La Catalogne a beau être éloignée de l’Andalousie, des liens étroits les unissent. Nombreux sont ceux à y avoir émigré dans les années 1950 à 1970. On y recense aujourd’hui près de 600.000 Andalous.

La crise ouverte par ses dirigeants séparatistes, décidés à convoquer un référendum d’autodétermination interdit par la justice le 1er octobre, « est le sujet de discussion quotidien, au café, au travail », dit Juan Antonio Palmero, directeur d’une agence bancaire à Archidona, un village andalou aux maisons blanchies à la chaux.

Sur cette terre d’oliviers, la préoccupation numéro un est la sécheresse. Mais les conséquences d’une éventuelle sécesssion inquiètent aussi.

« Ce ne serait pas bon du tout, ni pour le commerce en général, ni pour le reste », explique Leocadio Corbacho, un entrepreneur de 71 ans qui travaille depuis ses 14 ans, et vend en Catalogne 25% de son précieux produit : du jambon coupé au couteau.

« Ici le sentiment de rejet est très présent » envers le projet souverainiste catalan, abonde Jesús Catena, un fabricant de meubles de la commune de Lucena.

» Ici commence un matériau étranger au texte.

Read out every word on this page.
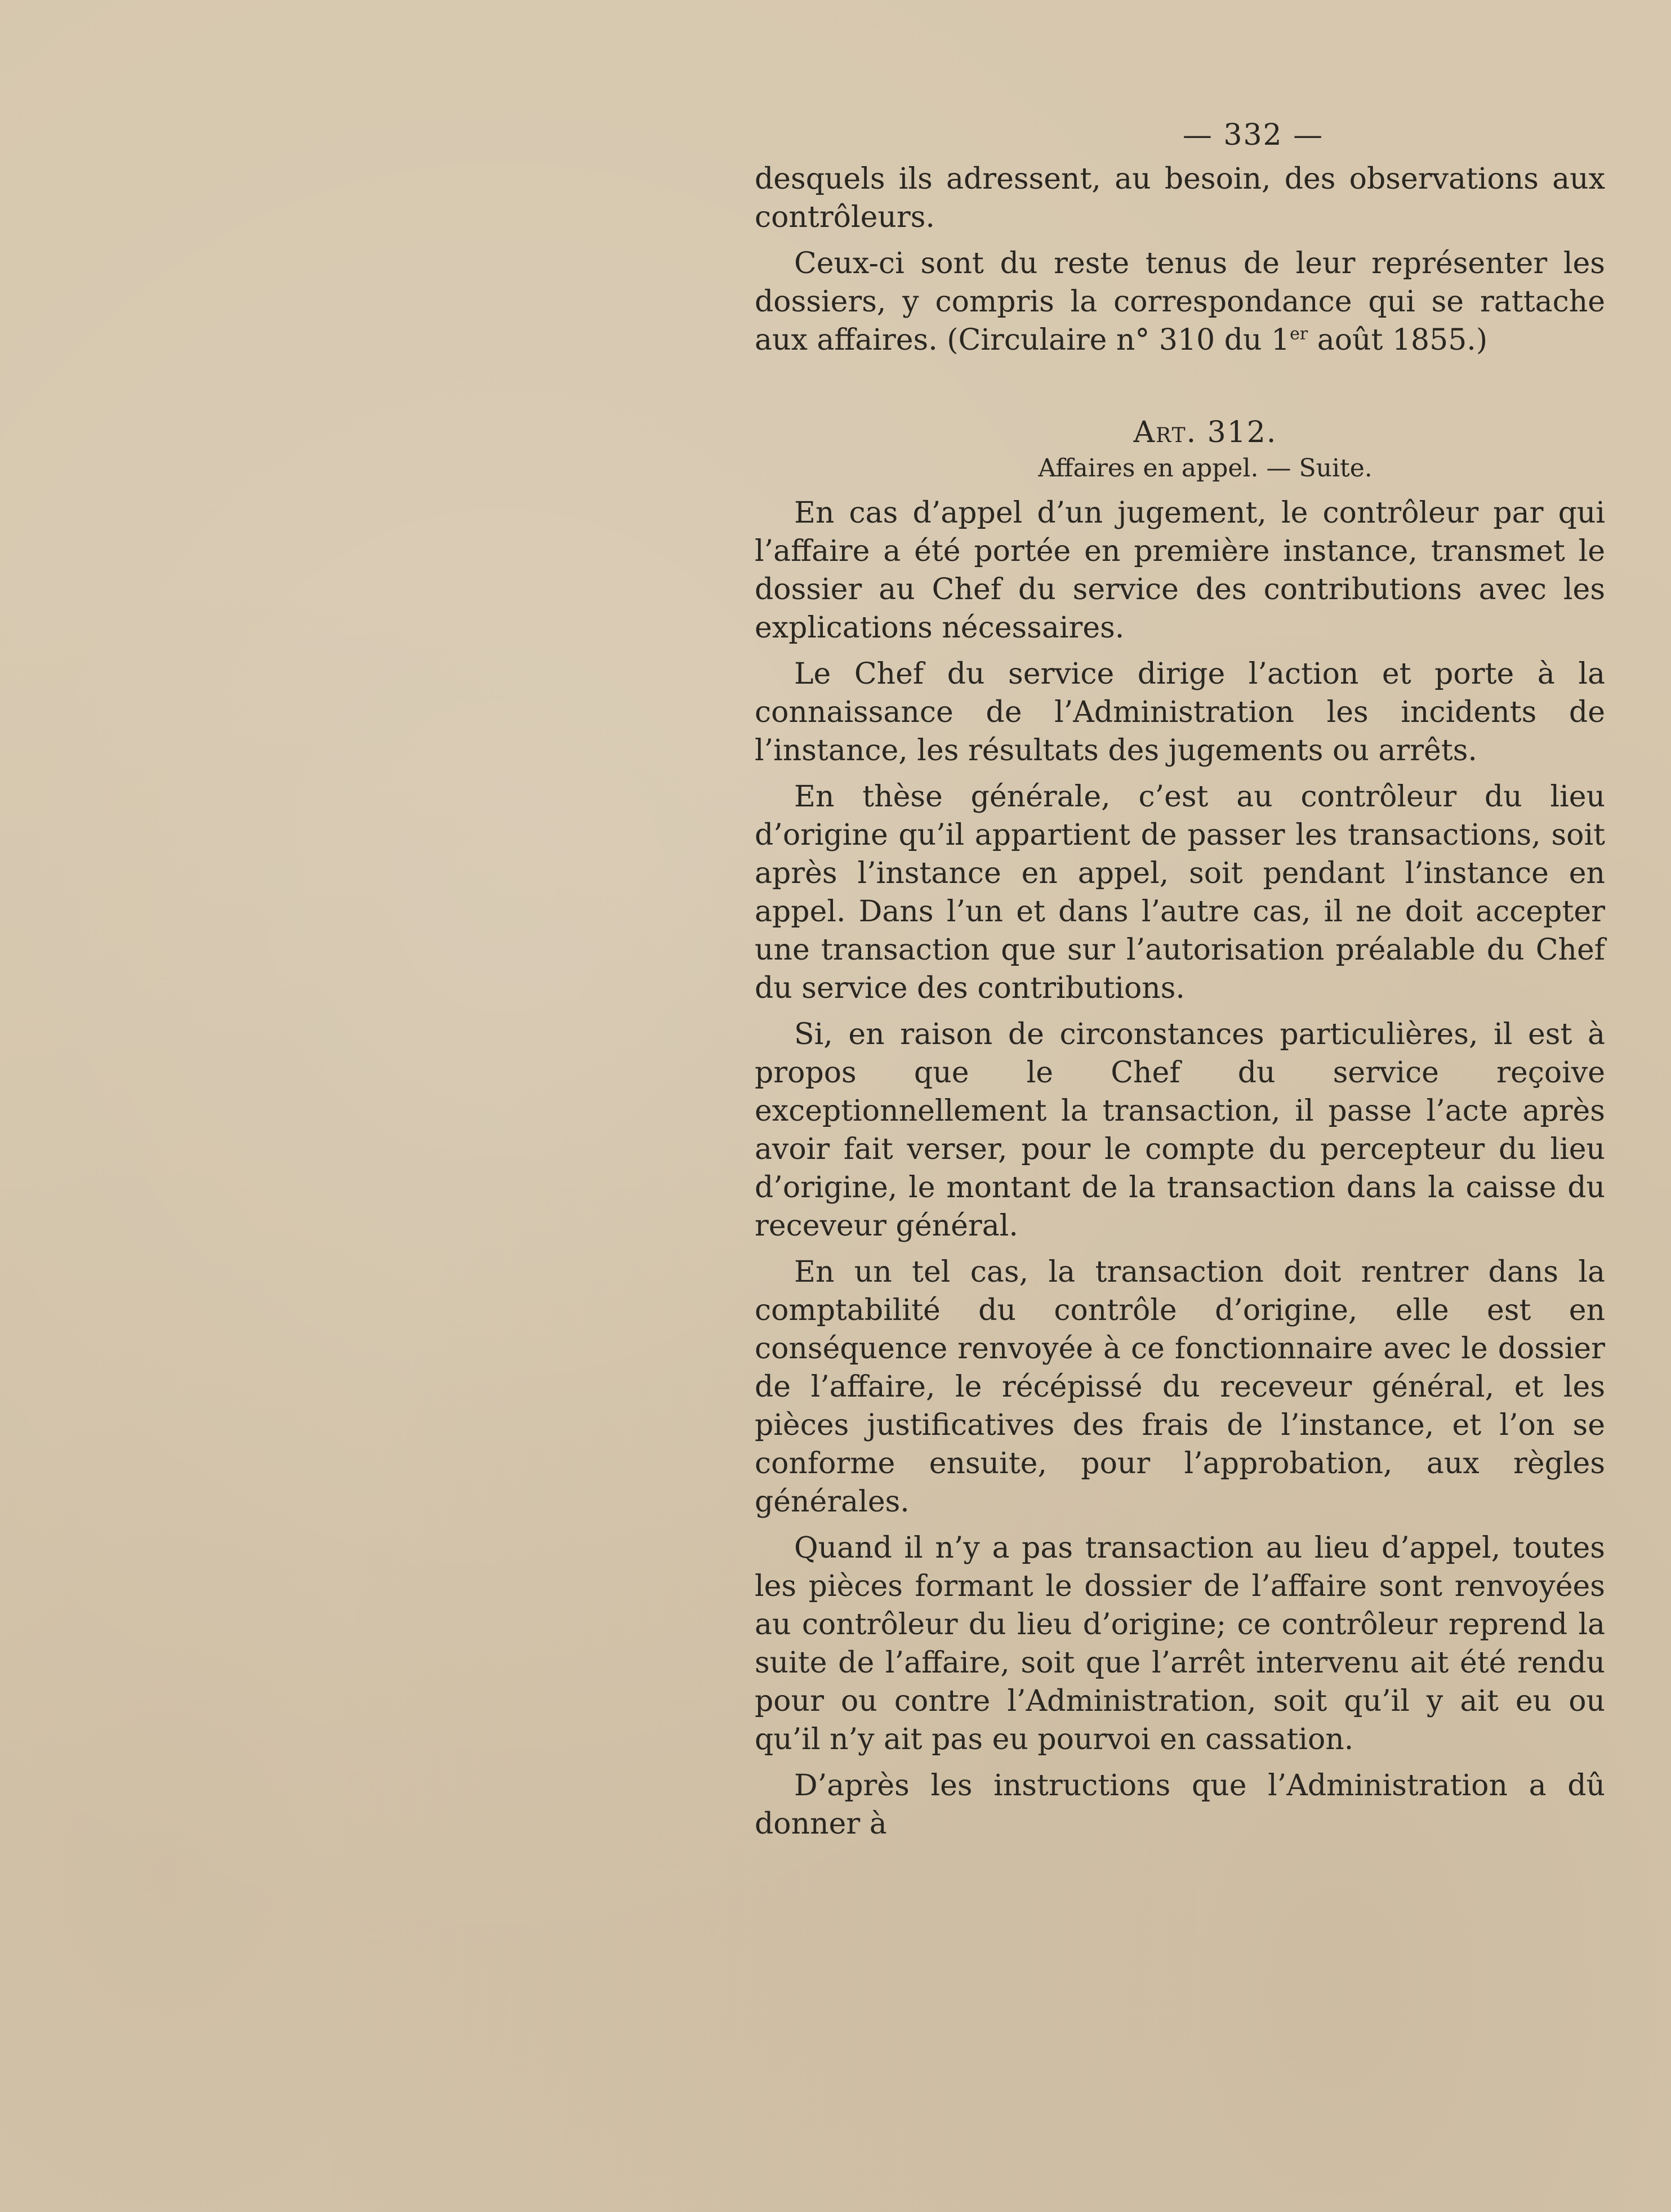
— 332 —

desquels ils adressent, au besoin, des observations aux contrôleurs.

Ceux-ci sont du reste tenus de leur représenter les dossiers, y compris la correspondance qui se rattache aux affaires. (Circulaire n° 310 du 1er août 1855.)

Art. 312.
Affaires en appel. — Suite.

En cas d’appel d’un jugement, le contrôleur par qui l’affaire a été portée en première instance, transmet le dossier au Chef du service des contributions avec les explications nécessaires.

Le Chef du service dirige l’action et porte à la connaissance de l’Administration les incidents de l’instance, les résultats des jugements ou arrêts.

En thèse générale, c’est au contrôleur du lieu d’origine qu’il appartient de passer les transactions, soit après l’instance en appel, soit pendant l’instance en appel. Dans l’un et dans l’autre cas, il ne doit accepter une transaction que sur l’autorisation préalable du Chef du service des contributions.

Si, en raison de circonstances particulières, il est à propos que le Chef du service reçoive exceptionnellement la transaction, il passe l’acte après avoir fait verser, pour le compte du percepteur du lieu d’origine, le montant de la transaction dans la caisse du receveur général.

En un tel cas, la transaction doit rentrer dans la comptabilité du contrôle d’origine, elle est en conséquence renvoyée à ce fonctionnaire avec le dossier de l’affaire, le récépissé du receveur général, et les pièces justificatives des frais de l’instance, et l’on se conforme ensuite, pour l’approbation, aux règles générales.

Quand il n’y a pas transaction au lieu d’appel, toutes les pièces formant le dossier de l’affaire sont renvoyées au contrôleur du lieu d’origine; ce contrôleur reprend la suite de l’affaire, soit que l’arrêt intervenu ait été rendu pour ou contre l’Administration, soit qu’il y ait eu ou qu’il n’y ait pas eu pourvoi en cassation.

D’après les instructions que l’Administration a dû donner à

L’Andalousie est la région la plus peuplée d’Espagne, avec 8,3 millions d’habitants en 2016, environ 800.000 de plus que la Catalogne.

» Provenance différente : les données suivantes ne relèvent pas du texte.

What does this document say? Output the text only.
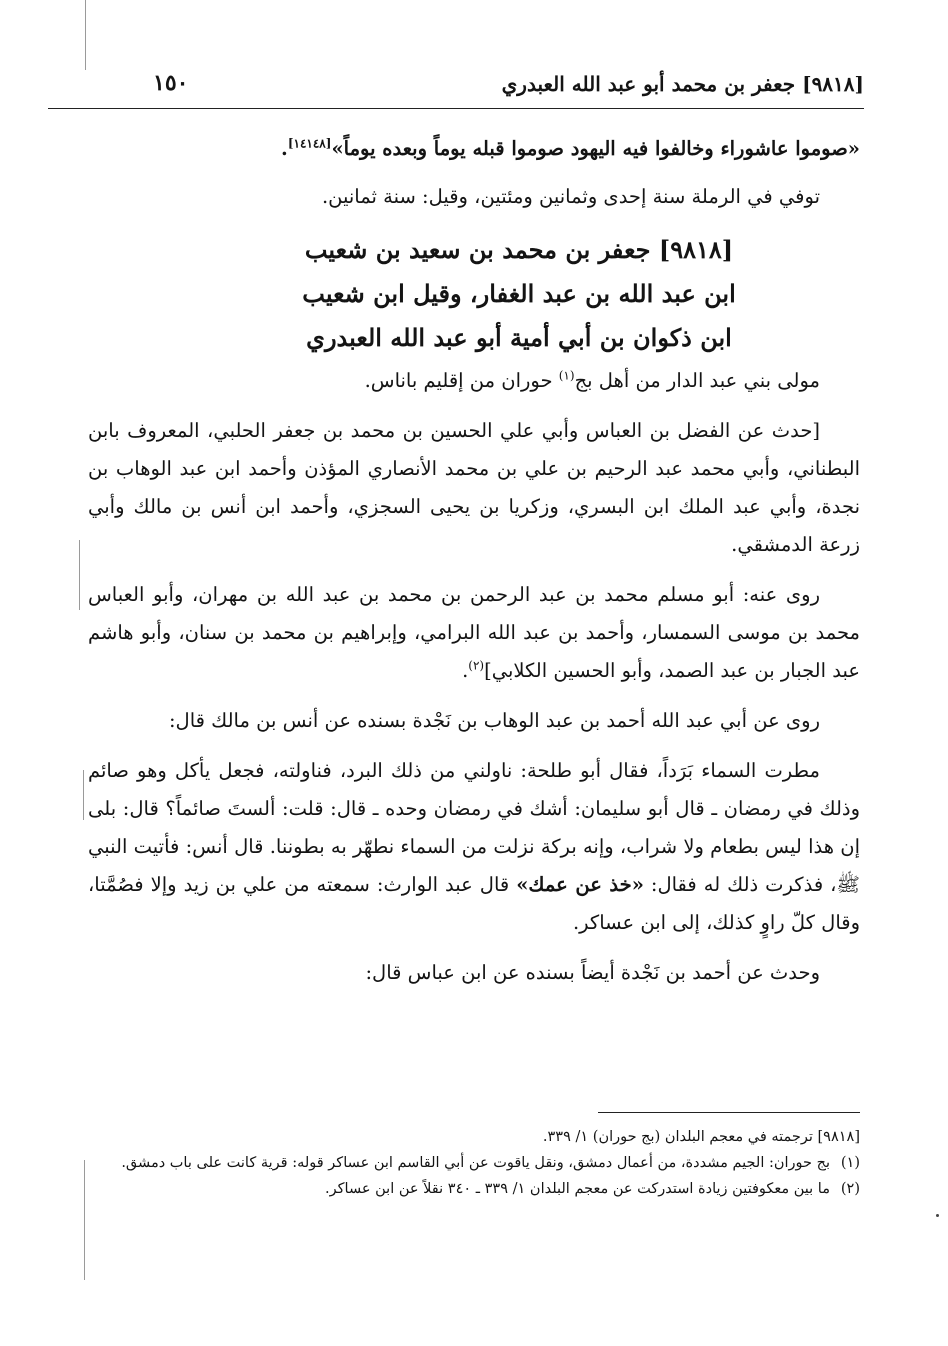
[٩٨١٨] جعفر بن محمد أبو عبد الله العبدري
١٥٠

«صوموا عاشوراء وخالفوا فيه اليهود صوموا قبله يوماً وبعده يوماً»[١٤١٤٨].

توفي في الرملة سنة إحدى وثمانين ومئتين، وقيل: سنة ثمانين.

[٩٨١٨] جعفر بن محمد بن سعيد بن شعيب
ابن عبد الله بن عبد الغفار، وقيل ابن شعيب
ابن ذكوان بن أبي أمية أبو عبد الله العبدري

مولى بني عبد الدار من أهل بج$^{(١)}$ حوران من إقليم باناس.

[حدث عن الفضل بن العباس وأبي علي الحسين بن محمد بن جعفر الحلبي، المعروف بابن البطناني، وأبي محمد عبد الرحيم بن علي بن محمد الأنصاري المؤذن وأحمد ابن عبد الوهاب بن نجدة، وأبي عبد الملك ابن البسري، وزكريا بن يحيى السجزي، وأحمد ابن أنس بن مالك وأبي زرعة الدمشقي.

روى عنه: أبو مسلم محمد بن عبد الرحمن بن محمد بن عبد الله بن مهران، وأبو العباس محمد بن موسى السمسار، وأحمد بن عبد الله البرامي، وإبراهيم بن محمد بن سنان، وأبو هاشم عبد الجبار بن عبد الصمد، وأبو الحسين الكلابي]$^{(٢)}$.

روى عن أبي عبد الله أحمد بن عبد الوهاب بن نَجْدة بسنده عن أنس بن مالك قال:

مطرت السماء بَرَداً، فقال أبو طلحة: ناولني من ذلك البرد، فناولته، فجعل يأكل وهو صائم وذلك في رمضان ـ قال أبو سليمان: أشك في رمضان وحده ـ قال: قلت: ألستَ صائماً؟ قال: بلى إن هذا ليس بطعام ولا شراب، وإنه بركة نزلت من السماء نطهّر به بطوننا. قال أنس: فأتيت النبي ﷺ، فذكرت ذلك له فقال: «خذ عن عمك» قال عبد الوارث: سمعته من علي بن زيد وإلا فصُمَّتا، وقال كلّ راوٍ كذلك، إلى ابن عساكر.

وحدث عن أحمد بن نَجْدة أيضاً بسنده عن ابن عباس قال:

[٩٨١٨] ترجمته في معجم البلدان (بج حوران) ١/ ٣٣٩.

(١)بج حوران: الجيم مشددة، من أعمال دمشق، ونقل ياقوت عن أبي القاسم ابن عساكر قوله: قرية كانت على باب دمشق.

(٢)ما بين معكوفتين زيادة استدركت عن معجم البلدان ١/ ٣٣٩ ـ ٣٤٠ نقلاً عن ابن عساكر.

Le tourisme et l’agriculture y sont florissants, mais c’est l’avant-dernière des 17 régions espagnoles en terme de revenu par habitant, loin de la Catalogne qui figure en quatrième position.

C’est pourquoi les Andalous entendent avec amertume les « l’Espagne nous vole » des nationalistes catalans, qui se plaignent de donner plus à l’Etat espagnol que ce qu’ils reçoivent en retour.

« Si tu pousses cette logique jusqu’au bout, l’Allemagne te dira qu’elle doit sortir de l’Union européenne, et en Catalogne, Barcelone pourrait dire qu’elle contribue davantage. C’est une discussion qui ne mène à rien », argumente José Miguel Trujillo, directeur d’un magasin d’articles de chasse à Archidona.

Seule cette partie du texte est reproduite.